Hana Kimura Deserved So Much Better
Photo Credit: Getty Pictures
Connections are an essential backbone when it comes to human lifespans. We crave it. We can’t live without it. With connection, there are things like love and friendship. These are both instances that help our lives gain meaning and purpose. In the age of social distancing, digital connections are more apparent and vital than ever. Zoom, Facetime, Instagram Live - you name it. It’s all we have at the moment. A temporary substitution to being physically together again. I would bet any amount of money that everybody’s weekly screentime has gone through the roof since social distancing has started.
My friend, Cyrus who I do the War Report podcast with every week introduced me to Joshi wrestling - Stardom, in particular. I was able to watch wrestlers like Mayu Iwatani, Starlight Kid, and Konami. Then, there was Hana Kimura. She was different, eccentric, talented, and confident. If you’ve been watching wrestling for a while, you can just tell the performers who have ‘it’. I got to see her at the ROH/NJPW supershow in New York and Kimura was also apart of one of the first female matches in the Tokyo Dome since 2002. Her talents took her to amazing heights in a matter of months. Heights that would have surely multiplied over the course of her life.
Wrestling is a sport where many fans come together because they feel like outcasts. How many times has someone come up to you and said, “eww? You watch that fake stuff?” The Tokyo Cyber Squad was there to welcome them.
Their slogan literally is “Everyone Is Different. Everyone Is Good.”
Now, we have to talk about this bright, funny, and intelligent young lady who had her whole life ahead of her in the past tense. I can’t believe I’m even typing about her as someone who is no longer with us. All over a single incident in a reality TV show. Television is a temperamental business. You get the ratings, you get another season. Television shows get canceled and end often. Rinse and repeat. You’ll never get the person back. For someone who truly embodied the slogan she would say night after night, there was a small collection of people that outright rejected that.
Take a gander through any wrestler’s Twitter mentions or any celebrity for that matter. You will find some of the vilest comments ranging from critiques on their appearance, disapproval of their life choices, and in wrestling’s case; storylines. Which wrestlers rarely have control over, mind you. It’s like The Price Is Right where you would outbid someone to get the chance to win a prize. Sometimes, the loudest and the most What are we trying to win? Some retweets? A reaction? “Hey, please see me!” Why wake up, pour your cup of decaf coffee, and set out to ruin somebody else’s day?
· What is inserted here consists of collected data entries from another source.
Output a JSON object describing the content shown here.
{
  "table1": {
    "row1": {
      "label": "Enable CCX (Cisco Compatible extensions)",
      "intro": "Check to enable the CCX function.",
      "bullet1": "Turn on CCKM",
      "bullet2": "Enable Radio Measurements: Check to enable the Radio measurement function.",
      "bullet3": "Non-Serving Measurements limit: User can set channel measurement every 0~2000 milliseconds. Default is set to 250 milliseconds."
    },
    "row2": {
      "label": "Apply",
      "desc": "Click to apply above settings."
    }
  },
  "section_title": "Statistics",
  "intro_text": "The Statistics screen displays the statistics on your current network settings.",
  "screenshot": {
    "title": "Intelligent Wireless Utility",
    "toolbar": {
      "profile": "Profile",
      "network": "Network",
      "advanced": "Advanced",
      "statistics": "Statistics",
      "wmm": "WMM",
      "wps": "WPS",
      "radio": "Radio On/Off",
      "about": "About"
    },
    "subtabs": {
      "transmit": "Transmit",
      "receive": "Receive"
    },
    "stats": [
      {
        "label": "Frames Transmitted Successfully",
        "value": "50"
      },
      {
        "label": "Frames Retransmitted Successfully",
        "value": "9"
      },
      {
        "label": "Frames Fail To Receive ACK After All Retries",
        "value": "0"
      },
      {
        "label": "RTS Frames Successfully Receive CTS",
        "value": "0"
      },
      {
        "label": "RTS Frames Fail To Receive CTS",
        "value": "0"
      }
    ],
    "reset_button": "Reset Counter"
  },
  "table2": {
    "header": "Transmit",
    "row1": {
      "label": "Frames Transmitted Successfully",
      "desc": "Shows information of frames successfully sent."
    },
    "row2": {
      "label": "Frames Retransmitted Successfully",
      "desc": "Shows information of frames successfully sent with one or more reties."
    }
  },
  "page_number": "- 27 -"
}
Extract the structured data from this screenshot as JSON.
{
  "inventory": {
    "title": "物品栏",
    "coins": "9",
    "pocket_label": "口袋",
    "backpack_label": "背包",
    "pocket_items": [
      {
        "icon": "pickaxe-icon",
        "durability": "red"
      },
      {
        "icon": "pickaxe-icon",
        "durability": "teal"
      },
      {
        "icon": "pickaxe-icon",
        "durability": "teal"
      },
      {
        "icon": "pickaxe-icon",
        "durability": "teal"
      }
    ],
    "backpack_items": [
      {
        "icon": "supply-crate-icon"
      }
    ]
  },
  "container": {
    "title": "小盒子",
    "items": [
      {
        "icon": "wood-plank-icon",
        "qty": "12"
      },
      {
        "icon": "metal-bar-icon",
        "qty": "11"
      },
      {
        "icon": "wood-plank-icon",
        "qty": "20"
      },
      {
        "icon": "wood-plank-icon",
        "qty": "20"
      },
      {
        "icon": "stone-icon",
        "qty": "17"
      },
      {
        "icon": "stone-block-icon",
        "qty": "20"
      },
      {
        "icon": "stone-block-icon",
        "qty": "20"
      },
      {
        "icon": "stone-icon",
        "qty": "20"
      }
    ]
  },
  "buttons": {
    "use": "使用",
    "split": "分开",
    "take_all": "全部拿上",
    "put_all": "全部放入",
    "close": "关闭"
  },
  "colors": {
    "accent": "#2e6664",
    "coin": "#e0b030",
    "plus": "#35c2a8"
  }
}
One of Hana Kimura’s final tweets said, “Nearly 100 opinions every day. I couldn't deny that I was hurt.” “Oh, it’s just the internet.” Imagine signing on to Twitter - a place where conversing with people is encouraged and seeing messages on how people hate you. With depression, even the smallest minority of hate is amplified to the maximum level. Where the bullies used to be on the playground, they now meet you on a digital battlefield with profiles usually not in their own name or picture.
Social media platforms like Twitter and Facebook are just that. Platforms. They are just empty easels without a canvas if humans don’t partake in them. We can rightfully call for these companies to help cultivate a more viable and accepting social media environment. There’s obviously work to be done. But just like flattening the curve, a lot of the necessary social distancing started with us. Maybe it’s time that we look within ourselves and question what colors we’re painting with. Are we going to keep resorting to lathering the color red with our paintbrushes?
I want to say that bullies are not the majority. I believe that the majority of people are loving and accepting. Some of the best people I know currently I’ve met through online interactions. I’ve learned a lot and will continue to. Words have real-life consequences. Disagreements and conflicts are going to happen. We aren’t going to always see eye to eye. However, we gain more from discussions than the modern-day virtual tomato throwing at the virtual town square of choice.
Yes, entertainers help us experience a whole range of emotions. They make us laugh, cry, make us think, or challenge us - but we are not of ownership of them. Like we are not in the ownership of each other. Today, we have access to celebrities more than ever before. Always remember that behind that simple profile is a living and breathing person. Depending on your living situation, you might be living alone during the pandemic. With a lot of things closed down and the looming threat of possibly getting someone sick, you come face to face with darkness on a daily basis. With wrestling shut down, Hana didn’t have the hard mats and the locker room to escape to or confide in.
This is a particularly heavy-hearted week in wrestling. We had to reopen the wound of the tragic death of Owen Hart. The wrestling community is mourning the untimely deaths of Shad Gaspard and Larry Czonka and now this. A bright future dimmed too soon. A mother has to bury her child. That should never happen. People are experiencing a level of collective grief the likes of which have never been seen. We are losing thousands of people daily to the coronavirus. This didn’t have to happen.
One reality show brought out so much vitriol and hate that it led to one bright star being put out way too soon. Use your words to nurture, to teach, and to comfort. Don’t use them as weapons. Everybody is fighting a battle that you cannot see.